Saanich will formally ask the provincial government to opt out of a tax designed to curb real estate speculation as part of efforts to make housing more affordable. But Saanich will also ask the province for a meeting to explain its opposition as part of a larger discussion about the speculation tax.
Council Monday voted 5-4 to send a letter to the province that is asking for an exemption from the tax. Mayor Richard Atwell joined Couns. Susan Brice, Karen Harper, Vicki Sanders and Leif Wergeland in support of the exemption. Couns. Judy Brownoff, Fred Haynes, Colin Plant and Dean Murdock opposed it.
“We need to be convinced [of the speculation tax],” said Atwell. “And until we are convinced, this is our position.”
Critics of the exemption letter, however, pointed out that it might not accomplish anything.
“I think we can do better than sending a letter,” said Coun. Fred Haynes. “Surely Saanich is mature enough to speak with the provincial government.”
After some considerable back-and-forth, council eventually passed a second separate motion, requesting a meeting with the province. Murdock, who had earlier opposed sending the letter requesting the exemption, questioned this decision.
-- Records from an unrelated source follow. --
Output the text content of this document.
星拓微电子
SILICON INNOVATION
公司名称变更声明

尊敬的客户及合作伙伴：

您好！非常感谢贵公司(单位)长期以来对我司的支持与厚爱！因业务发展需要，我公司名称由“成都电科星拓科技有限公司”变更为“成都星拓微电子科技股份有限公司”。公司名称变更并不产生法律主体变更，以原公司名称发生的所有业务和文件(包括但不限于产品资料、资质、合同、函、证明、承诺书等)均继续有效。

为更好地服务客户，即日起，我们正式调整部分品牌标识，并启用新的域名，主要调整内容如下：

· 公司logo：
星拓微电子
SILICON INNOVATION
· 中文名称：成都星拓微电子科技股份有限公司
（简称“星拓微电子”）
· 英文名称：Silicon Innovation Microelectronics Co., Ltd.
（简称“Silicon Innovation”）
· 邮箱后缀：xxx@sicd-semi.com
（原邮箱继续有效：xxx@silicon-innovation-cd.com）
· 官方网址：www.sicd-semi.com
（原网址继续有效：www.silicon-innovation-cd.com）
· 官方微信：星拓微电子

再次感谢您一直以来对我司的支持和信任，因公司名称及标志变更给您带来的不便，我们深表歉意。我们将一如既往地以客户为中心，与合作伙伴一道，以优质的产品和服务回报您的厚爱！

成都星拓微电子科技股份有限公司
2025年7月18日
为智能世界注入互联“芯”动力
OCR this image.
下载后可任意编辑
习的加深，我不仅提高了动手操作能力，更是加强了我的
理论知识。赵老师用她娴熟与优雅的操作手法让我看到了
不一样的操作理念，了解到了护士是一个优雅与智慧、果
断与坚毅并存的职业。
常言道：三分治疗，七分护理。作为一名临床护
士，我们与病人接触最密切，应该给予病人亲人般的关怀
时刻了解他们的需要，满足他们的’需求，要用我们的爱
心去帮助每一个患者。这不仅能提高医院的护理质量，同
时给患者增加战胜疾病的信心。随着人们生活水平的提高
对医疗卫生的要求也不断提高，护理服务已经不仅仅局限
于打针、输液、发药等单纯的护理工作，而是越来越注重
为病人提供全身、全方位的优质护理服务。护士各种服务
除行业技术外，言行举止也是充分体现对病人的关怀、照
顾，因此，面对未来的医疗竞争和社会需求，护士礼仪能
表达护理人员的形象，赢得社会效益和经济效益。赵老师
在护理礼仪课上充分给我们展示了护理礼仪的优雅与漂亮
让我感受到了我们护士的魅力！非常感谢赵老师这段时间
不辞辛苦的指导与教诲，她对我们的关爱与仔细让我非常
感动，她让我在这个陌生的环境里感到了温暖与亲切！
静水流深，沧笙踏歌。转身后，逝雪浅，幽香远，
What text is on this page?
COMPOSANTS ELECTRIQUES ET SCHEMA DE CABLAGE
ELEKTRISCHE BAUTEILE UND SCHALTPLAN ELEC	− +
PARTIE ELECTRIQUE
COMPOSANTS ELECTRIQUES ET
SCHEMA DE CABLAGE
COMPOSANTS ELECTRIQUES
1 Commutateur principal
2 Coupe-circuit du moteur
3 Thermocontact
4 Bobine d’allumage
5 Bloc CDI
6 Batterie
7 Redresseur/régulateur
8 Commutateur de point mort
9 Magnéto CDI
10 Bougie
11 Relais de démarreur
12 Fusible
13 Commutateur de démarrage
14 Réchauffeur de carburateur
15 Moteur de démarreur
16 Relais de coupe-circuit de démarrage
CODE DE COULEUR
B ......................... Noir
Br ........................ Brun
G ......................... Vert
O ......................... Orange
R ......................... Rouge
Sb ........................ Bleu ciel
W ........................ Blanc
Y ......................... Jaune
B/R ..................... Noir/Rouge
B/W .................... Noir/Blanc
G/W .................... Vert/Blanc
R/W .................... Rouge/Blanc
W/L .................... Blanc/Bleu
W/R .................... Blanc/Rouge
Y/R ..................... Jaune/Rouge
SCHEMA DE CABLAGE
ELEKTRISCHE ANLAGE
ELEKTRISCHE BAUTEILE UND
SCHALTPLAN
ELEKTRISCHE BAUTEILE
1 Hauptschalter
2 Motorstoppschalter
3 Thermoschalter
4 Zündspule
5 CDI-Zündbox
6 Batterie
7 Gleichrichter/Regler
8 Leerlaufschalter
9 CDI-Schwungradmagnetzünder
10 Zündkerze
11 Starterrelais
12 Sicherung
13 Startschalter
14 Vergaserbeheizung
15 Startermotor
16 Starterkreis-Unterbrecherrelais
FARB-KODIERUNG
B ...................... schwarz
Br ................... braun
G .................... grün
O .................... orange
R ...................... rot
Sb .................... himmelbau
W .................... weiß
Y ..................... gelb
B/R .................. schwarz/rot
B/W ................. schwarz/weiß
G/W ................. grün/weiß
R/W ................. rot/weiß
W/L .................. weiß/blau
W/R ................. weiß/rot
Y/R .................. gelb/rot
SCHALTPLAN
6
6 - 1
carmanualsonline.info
Murdock said that council should own its close vote, adding that he would be “embarrassed” to meet with provincial staff after making a “knee-jerked” shaped by provincial politics and rhetoric. Political decision-making functions better with information, he said. “And there was none for what we just did.”
Saanich considered the item after Wergeland had filed a notice of motion earlier this month.
“I believe the province needs to re-think the ramifications of this tax,” he said. This tax will not create more housing, he said. Increasing the supply of housing — not this tax — will help solve the housing situation, he said.
Input prior to the vote revealed public support for it — at least among the audience members who spoke Monday. According to an unofficial count, nine out of 11 speakers favoured Saanich’s request for an exemption.
Several speakers denounced the tax as a “tax grab” and predicted that it would undermine local economic activity.
“The speculation tax may start another period of economic decline,” said Casey Edge, executive director of the Victoria Residential Builders Association.
Cheryl Woolley, president-elect of the Victoria Real Estate Board, said the speculation tax will not only hurt the region’s real estate, but also other sectors of the economy, including the service sector.
Others denounced the tax as discriminatory towards not only Canadians from outside of British Columbia, but foreigners, with one speaker comparing it to the so-called ‘head tax’ that Chinese immigrants had to pay between 1885 and 1923.
But council also heard from critics of the proposed exemption. Former Saanich councillor candidate and local activist Nathalie Chambers questioned the proposed exemption in light of Saanich’s housing crisis, and Teale Phelps Bondaroff questioned why Saanich wants an exemption from the tax, when the wording of the motion actually acknowledges an absence of data. On one hand, the motion claims that the tax is hurting housing affordability. On the other hand, it concedes that Saanich lacks concrete statistics.
“The premise of your motion might be flawed,” he said, a point echoed by Haynes, Plant and Murdock in their opposition. Wergeland, however, challenged them to convince him about the benefits of the speculation tax.
The provincial government first announced the tax as part of its 2018 budget. The tax applies to most of Metro Vancouver, the Capital Regional District (excluding the Gulf Islands and Juan de Fuca Electoral Area), Kelowna-West Kelowna, Nanaimo-Lantzville (excluding Protection Island), Abbotsford, Chilliwack, and Mission. Most islands are excluded.
It requires B.C. residents to pay a tax of 0.5 per cent on second or vacation homes valued at $400,000 or above if their owners do not rent them out for at least six months of the year, for periods of at least 30 days. The provincial government exempt homes under $400,000 to ensure the tax that does not capture most cabins.
Canadians from outside the province will have to pay 0.5 per cent this year and one per cent thereafter. Non-Canadian residents will have to pay 0.5 per cent this year and two per cent thereafter, as under the initial iteration of the tax, which enjoys some support among social scientists.
B.C. income taxpayers who are paying the 0.5 per cent annual tax remain be eligible for a credit to offset their speculation tax bill, and the provincial government has said 99 per cent of residents will not pay the tax.
But the tax has received criticism and a coalition of affected communities and industries have joined forces to lobby the provincial government, and more importantly, public opinion, to rescind the tax.